Russia wants the Bab al-Salaam border crossing point eliminated and only a six-month extension, according to diplomats.
The Bab al-Hawa crossing point allows for shipments of humanitarian aid to the three to four million people living in the opposition-held Idlib region.
In January, Moscow, Syria's closest ally, succeeded in having the crossing points reduced from four to two and in limiting the authorization to six months instead of a year, as had been done previously.
If Russia uses its veto -- with China probably following suit -- it would be the 15th time it has done so since the start of the Syrian war in 2011.
Russia, like China, argues that the UN authorization violates Syria's sovereignty and that the aid could be distributed by the Syrian authorities.

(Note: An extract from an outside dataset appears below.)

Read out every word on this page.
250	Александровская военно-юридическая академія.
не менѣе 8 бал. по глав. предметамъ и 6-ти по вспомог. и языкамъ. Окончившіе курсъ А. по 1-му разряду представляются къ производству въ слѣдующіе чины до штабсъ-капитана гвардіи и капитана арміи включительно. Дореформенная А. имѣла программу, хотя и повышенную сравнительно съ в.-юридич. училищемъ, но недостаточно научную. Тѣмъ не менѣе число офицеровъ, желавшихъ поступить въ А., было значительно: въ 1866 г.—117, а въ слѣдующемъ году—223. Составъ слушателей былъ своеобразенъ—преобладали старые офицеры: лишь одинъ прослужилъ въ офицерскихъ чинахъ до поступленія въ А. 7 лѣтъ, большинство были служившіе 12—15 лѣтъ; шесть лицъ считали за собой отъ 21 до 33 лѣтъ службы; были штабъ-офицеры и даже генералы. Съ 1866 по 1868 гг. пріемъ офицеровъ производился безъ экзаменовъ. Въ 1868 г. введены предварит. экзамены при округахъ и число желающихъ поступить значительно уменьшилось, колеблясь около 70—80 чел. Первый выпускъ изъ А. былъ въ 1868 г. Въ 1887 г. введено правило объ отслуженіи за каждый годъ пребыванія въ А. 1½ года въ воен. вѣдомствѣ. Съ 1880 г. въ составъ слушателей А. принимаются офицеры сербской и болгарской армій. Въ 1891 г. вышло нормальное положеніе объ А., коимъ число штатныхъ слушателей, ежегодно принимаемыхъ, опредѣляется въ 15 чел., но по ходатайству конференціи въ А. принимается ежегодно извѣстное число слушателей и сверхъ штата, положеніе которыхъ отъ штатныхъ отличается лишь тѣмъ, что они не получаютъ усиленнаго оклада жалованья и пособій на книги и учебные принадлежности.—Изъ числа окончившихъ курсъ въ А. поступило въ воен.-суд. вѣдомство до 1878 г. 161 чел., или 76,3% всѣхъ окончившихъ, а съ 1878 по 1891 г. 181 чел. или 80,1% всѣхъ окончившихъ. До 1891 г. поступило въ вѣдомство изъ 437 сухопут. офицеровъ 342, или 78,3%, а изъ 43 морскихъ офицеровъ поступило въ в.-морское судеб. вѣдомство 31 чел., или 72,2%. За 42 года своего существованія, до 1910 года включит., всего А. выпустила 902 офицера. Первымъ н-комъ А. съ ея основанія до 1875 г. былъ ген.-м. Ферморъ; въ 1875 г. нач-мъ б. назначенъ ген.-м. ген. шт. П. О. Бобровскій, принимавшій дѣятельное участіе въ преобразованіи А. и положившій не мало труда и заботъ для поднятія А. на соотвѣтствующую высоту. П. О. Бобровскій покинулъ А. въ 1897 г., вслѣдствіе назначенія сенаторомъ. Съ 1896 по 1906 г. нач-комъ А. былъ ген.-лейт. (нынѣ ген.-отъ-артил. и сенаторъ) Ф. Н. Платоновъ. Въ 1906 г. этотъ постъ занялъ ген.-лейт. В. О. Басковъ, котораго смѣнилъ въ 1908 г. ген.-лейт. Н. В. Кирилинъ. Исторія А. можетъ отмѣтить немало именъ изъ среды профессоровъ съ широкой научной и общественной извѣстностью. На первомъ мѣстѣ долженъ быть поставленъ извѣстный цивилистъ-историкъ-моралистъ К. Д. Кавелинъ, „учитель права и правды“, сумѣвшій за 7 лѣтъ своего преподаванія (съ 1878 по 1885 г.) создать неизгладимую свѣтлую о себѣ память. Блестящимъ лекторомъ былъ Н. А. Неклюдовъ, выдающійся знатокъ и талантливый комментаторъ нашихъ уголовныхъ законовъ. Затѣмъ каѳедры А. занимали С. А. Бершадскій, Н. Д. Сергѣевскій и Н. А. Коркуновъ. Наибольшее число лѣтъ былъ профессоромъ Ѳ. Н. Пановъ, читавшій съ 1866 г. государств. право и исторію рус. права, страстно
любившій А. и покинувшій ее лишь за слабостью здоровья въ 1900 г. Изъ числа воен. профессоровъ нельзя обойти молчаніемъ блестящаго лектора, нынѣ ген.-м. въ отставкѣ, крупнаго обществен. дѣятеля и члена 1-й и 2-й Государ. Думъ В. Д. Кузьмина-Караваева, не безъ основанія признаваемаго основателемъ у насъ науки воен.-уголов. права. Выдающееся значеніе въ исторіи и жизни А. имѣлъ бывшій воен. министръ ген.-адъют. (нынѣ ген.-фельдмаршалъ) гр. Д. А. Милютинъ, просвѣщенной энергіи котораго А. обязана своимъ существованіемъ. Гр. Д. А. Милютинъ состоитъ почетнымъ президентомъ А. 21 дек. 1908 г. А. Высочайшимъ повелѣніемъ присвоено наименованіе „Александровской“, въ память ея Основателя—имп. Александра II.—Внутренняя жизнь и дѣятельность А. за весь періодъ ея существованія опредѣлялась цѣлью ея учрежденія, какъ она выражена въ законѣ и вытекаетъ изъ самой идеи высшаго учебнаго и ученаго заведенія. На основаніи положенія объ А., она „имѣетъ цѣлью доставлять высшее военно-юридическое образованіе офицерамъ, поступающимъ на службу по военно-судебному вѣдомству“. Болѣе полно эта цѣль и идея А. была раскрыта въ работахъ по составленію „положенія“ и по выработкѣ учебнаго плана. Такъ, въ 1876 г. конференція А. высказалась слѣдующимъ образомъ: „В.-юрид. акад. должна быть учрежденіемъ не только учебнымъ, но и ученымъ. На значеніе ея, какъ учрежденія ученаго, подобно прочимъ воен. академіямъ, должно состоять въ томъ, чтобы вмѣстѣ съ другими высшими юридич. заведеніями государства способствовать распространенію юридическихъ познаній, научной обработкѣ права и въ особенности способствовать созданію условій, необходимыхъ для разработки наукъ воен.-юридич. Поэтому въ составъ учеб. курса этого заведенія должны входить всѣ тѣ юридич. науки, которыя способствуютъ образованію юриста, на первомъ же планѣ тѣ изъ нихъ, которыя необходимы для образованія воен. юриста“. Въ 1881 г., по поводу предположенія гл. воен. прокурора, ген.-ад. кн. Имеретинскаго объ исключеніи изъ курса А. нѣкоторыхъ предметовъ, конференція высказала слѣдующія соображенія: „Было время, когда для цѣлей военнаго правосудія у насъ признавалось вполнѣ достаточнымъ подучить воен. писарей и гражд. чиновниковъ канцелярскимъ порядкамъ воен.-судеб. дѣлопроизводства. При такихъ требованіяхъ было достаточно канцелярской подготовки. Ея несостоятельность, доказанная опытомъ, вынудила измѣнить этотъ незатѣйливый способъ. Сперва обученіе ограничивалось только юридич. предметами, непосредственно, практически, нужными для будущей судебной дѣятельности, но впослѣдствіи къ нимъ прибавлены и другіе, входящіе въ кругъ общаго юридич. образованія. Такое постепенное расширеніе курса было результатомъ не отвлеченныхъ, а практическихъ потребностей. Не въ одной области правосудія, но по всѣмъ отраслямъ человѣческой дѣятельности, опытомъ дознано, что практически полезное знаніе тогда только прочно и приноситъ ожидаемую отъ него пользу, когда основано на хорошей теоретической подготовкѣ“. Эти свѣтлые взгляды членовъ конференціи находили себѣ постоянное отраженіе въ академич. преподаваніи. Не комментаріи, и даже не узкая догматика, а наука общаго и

The western nations and the UN secretariat reject that argument, insisting that the cross-border aid is the only credible option, and that the flow of relief supplies would face multiple obstacles if it had to pass through Damascus' control.
In a report in late June, UN Secretary General Antonio Guterres called for a one-year extension of the use of the two crossing points.
Guterres said that since 2014, 4,774 trucks have used the Bab al-Salaam crossing and 28,574 have used Bab al-Hawa.
"We hope for consensus," said Germany's ambassador to the UN, Christoph Heusgen.
According to a report published by the UN in Geneva on Tuesday, the humanitarian situation in Idlib province is disastrous.
"Syria's economy is devastated," said Hanny Megally, one of the authors of the report. "The country has been in a nine-year conflict. People are suffering."